A senior social worker for a local authority adults team writes…
I get in early and discuss a colleague’s difficult case, which has worsened over the weekend. A service user has been removed from a nursing home because the daughter-in-law, misguidedly in our view, believed she could manage her mother-in-law’s care more effectively at home.
Now, three days later, the daughter-in-law is pleading that we help her find another nursing home as she is finding her new caring role difficult. We agree a course of action and make what will be the first of several phone calls to other homes.
My hopes to catch up on paper work are, as ever, dashed when I receive a safeguarding referral from the son of a woman who alleges her engagement ring and her disabled parking badge have been taken by their carer. I alert the blue badge team and contact the agency.
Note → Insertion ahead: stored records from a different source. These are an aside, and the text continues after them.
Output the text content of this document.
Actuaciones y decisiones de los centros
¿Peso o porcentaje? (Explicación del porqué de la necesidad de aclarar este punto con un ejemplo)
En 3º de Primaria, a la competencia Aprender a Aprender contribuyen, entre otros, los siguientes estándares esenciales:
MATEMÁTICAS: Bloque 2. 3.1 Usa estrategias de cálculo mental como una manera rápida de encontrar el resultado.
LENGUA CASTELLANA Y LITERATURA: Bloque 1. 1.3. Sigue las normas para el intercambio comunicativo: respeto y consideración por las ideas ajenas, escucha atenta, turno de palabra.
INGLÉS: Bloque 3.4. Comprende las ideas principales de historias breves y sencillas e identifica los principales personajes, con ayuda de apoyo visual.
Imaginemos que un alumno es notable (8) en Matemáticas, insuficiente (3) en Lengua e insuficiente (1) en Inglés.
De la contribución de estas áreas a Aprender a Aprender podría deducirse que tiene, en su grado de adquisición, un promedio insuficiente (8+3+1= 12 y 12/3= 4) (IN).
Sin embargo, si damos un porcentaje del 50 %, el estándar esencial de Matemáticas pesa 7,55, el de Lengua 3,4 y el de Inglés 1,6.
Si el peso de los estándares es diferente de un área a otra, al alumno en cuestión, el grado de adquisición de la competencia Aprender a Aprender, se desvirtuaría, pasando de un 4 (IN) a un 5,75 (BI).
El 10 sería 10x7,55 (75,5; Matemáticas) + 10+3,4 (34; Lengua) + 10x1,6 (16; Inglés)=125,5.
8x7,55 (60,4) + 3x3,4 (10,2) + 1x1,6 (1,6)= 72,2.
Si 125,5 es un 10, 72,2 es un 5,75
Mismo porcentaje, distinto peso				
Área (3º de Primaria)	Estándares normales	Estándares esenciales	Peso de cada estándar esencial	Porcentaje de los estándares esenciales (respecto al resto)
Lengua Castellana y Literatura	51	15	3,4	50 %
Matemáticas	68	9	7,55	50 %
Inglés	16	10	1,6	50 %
It’s our twice-monthly team meeting. Keen not to let it disintegrate into a conversation about who used the last tea bag, I suggest we use it to discuss specific cases or where there have been any successes. After a slow start, the team starts sharing stories about recent casework. It feels cathartic and productive and everyone agrees it needs to become a permanent agenda item.
I attend a carers’ forum in a small room in a doctor’s surgery. There is a plentiful supply of coffee and everyone seems very friendly. I tell the group what sort of work we do and the support available to them via social services. On returning to the office I receive a call from a carer who attended the forum, asking me how he can access more support for his wife who he thinks has dementia. It is an emotional call and the man thanks me profusely. I feel very humble.
I spend the morning visiting an elderly man in respite where his wife placed him after she felt unable to continue caring for him. The staff are courteous and friendly. I joke with the wife that a good residential home can often be judged by the quality of the biscuits and this is confirmed by the arrival of a tea tray, laden with chocolate biscuits. The wife likes the home but it is expensive and I have to warn her that if we agreed to fund it permanently, there will probably be a high top-up, which she would need to pay.
I receive a call from the daughter of a service user, demanding to know why we “axed” her mother’s care package. I have spoken with this woman before and vividly recall her anger. I give her feedback from the most recent review but the daughter isn’t listening and tells me she’s going to call the community mental health team to get her mother hospitalised and then hangs up on me.